Эльвис не ответил. Значит, прабабушка догадалась, что он просто притворяется. А она всё смеялась, словно ей было нестерпимо смешно.

— А ты добрый мальчик, — выговорила наконец прабабушка, — очень добрый.

Эльвис не понял, за что она его похвалила. Он даже смутился, застеснялся. Зря, должно быть, он притворился, что плохо видит…

Но тут они снова принялись вдвоём листать атлас, и он сразу же позабыл обо всём…

Прабабушка сказала:

— Когда человек стар, слух для него, может, даже важнее зрения.

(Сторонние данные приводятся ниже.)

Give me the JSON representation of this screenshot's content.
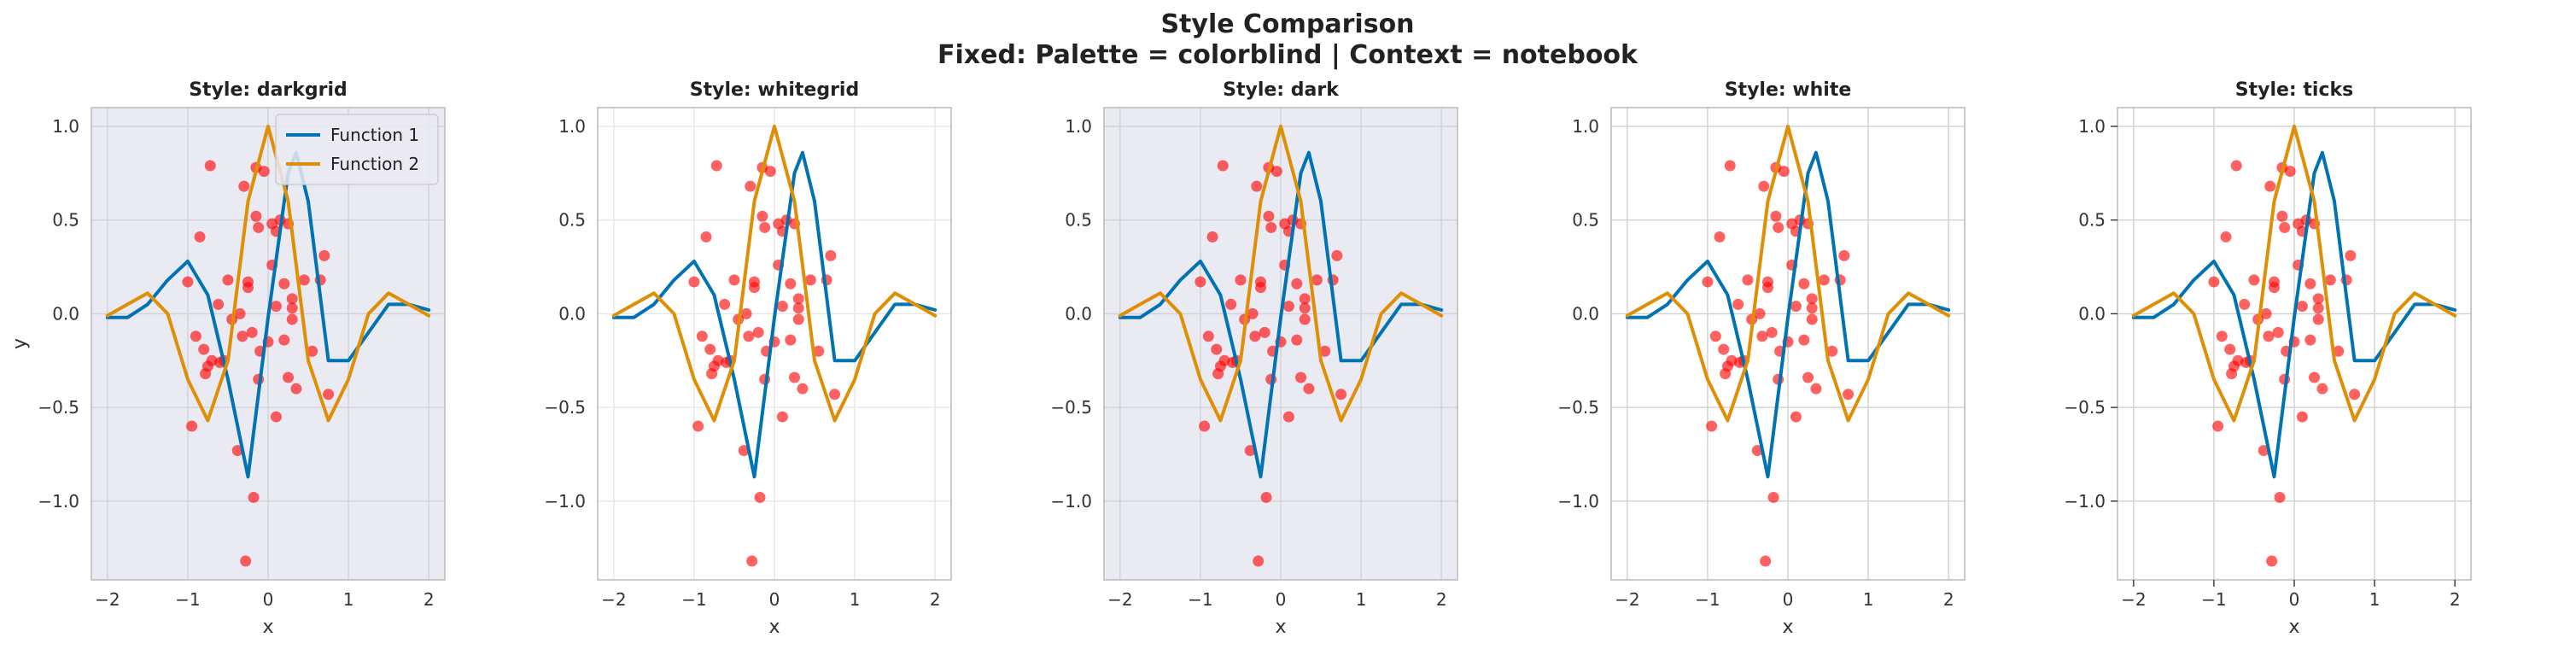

Тебе, конечно, этого не понять, но сдаётся мне, самое главное в жизни я уже видела. А вот слушать я, кажется, никогда не устану.

Прошло две-три минуты, и на этот раз встрепенулся Эльвис. Совершенно верно! Кто-то отпирает входную дверь.

— Вот! — воскликнул он. — Вот! Они пришли!

— Ах, вот как, — сказала прабабушка. — Я-то ничего не слышала, но и без того чувствовала, что они сейчас придут.

И тут в комнату вошла Аннароза.

15

Аннароза сейчас очень похожа на ту девочку, что стоит на комоде в комнате прабабушки. Должно быть, это потому, что сегодня у неё на редкость серьёзный вид. Видно, что мысли её заняты чем-то совсем другим — она еле следит за разговором. Да и бледная она какая-то. Может, потому-то и не пришла в школу….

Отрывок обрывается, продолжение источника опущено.